Notably, Comcast, also the country’s second-largest Internet service provider, showed that it was taking market share from rival phone companies, which reported much weaker broadband gains.
Philadelphia-based Comcast posted second-quarter net income of $632 million, or 21 cents a share, compared with $588 million, or 19 cents, a year earlier. Revenue rose 11% to $8.55 billion.
Free cash flow was a highlight of the quarter, more than tripling to $1.2 billion -- at a time when many companies face liquidity issues -- as capital expenditures fell 20%.
Analysts polled by Thomson Financial were expecting, on average, slightly higher profit of 23 cents a share on revenue of $8.54 billion.
Comcast lost 138,000 basic subscribers in the quarter but added 320,000 digital customers. Total video revenue was up 3% to $4.73 billion. Video customers on average paid $63.98 a month, up 4%.
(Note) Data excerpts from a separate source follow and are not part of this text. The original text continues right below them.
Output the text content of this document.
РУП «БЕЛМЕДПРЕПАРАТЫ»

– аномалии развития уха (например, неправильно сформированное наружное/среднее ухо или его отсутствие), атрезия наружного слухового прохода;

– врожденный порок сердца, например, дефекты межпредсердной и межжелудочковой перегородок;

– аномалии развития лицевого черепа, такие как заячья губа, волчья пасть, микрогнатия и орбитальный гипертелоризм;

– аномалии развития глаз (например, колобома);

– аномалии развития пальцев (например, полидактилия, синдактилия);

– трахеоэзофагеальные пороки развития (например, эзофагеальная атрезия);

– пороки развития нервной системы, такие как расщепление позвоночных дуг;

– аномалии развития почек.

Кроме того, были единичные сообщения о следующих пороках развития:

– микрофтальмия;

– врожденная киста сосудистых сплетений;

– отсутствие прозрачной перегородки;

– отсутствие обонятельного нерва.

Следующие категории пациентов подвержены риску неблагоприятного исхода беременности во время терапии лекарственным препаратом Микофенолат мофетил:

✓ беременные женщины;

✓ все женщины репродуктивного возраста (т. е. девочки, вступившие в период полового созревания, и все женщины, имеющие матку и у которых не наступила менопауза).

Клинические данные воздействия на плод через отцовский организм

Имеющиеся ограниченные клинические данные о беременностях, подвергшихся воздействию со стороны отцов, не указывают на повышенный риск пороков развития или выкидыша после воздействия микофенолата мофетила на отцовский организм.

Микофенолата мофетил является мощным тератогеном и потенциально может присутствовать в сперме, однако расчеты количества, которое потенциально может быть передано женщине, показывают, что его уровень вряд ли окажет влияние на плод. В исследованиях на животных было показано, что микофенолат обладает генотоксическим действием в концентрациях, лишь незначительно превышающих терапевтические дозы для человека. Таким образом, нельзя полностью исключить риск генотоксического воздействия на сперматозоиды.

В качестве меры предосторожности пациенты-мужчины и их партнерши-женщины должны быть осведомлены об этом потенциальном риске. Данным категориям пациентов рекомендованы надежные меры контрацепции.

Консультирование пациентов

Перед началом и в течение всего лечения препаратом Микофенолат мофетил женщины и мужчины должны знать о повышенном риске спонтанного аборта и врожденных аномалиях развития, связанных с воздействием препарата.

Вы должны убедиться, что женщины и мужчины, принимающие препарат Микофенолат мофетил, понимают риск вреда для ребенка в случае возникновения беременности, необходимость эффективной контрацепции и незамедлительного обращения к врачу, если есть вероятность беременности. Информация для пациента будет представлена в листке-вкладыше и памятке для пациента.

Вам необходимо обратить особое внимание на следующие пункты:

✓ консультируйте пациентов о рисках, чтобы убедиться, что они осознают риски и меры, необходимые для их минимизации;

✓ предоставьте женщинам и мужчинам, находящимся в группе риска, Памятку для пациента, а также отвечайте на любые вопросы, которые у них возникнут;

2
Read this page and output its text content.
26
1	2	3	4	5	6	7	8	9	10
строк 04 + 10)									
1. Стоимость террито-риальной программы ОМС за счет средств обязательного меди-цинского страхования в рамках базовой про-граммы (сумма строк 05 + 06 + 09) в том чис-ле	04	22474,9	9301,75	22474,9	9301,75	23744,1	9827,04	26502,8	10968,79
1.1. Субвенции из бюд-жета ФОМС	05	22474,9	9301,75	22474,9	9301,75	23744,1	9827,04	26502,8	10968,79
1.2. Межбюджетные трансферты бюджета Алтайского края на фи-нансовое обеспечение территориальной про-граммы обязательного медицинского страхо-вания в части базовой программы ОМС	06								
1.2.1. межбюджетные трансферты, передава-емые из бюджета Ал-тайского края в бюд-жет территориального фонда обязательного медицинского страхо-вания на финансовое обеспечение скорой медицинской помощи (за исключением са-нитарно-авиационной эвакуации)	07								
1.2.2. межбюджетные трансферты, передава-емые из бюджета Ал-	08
High-speed Internet added 278,000 new subscribers, down 18% from 2007. Revenue was up, though, by 10% to $1.8 billion even as customers on average paid $42.01 a month, a 3% year-over-year decline. The increase in new customers more than offset lower prices.
Since launching phone service three years ago, Comcast is now the fourth-largest phone company in the country and expects to add more than 2 million customers this year.
Advertising revenue was down 2% to $399 million, with particular softness in auto and housing ads but partially offset by higher political spending. Programming revenue was up 10% to $366 million. Properties owned by Comcast include E!, Style Network and the Golf Channel.
Shares of Comcast rose 89 cents, or 4.6%, to $20.07.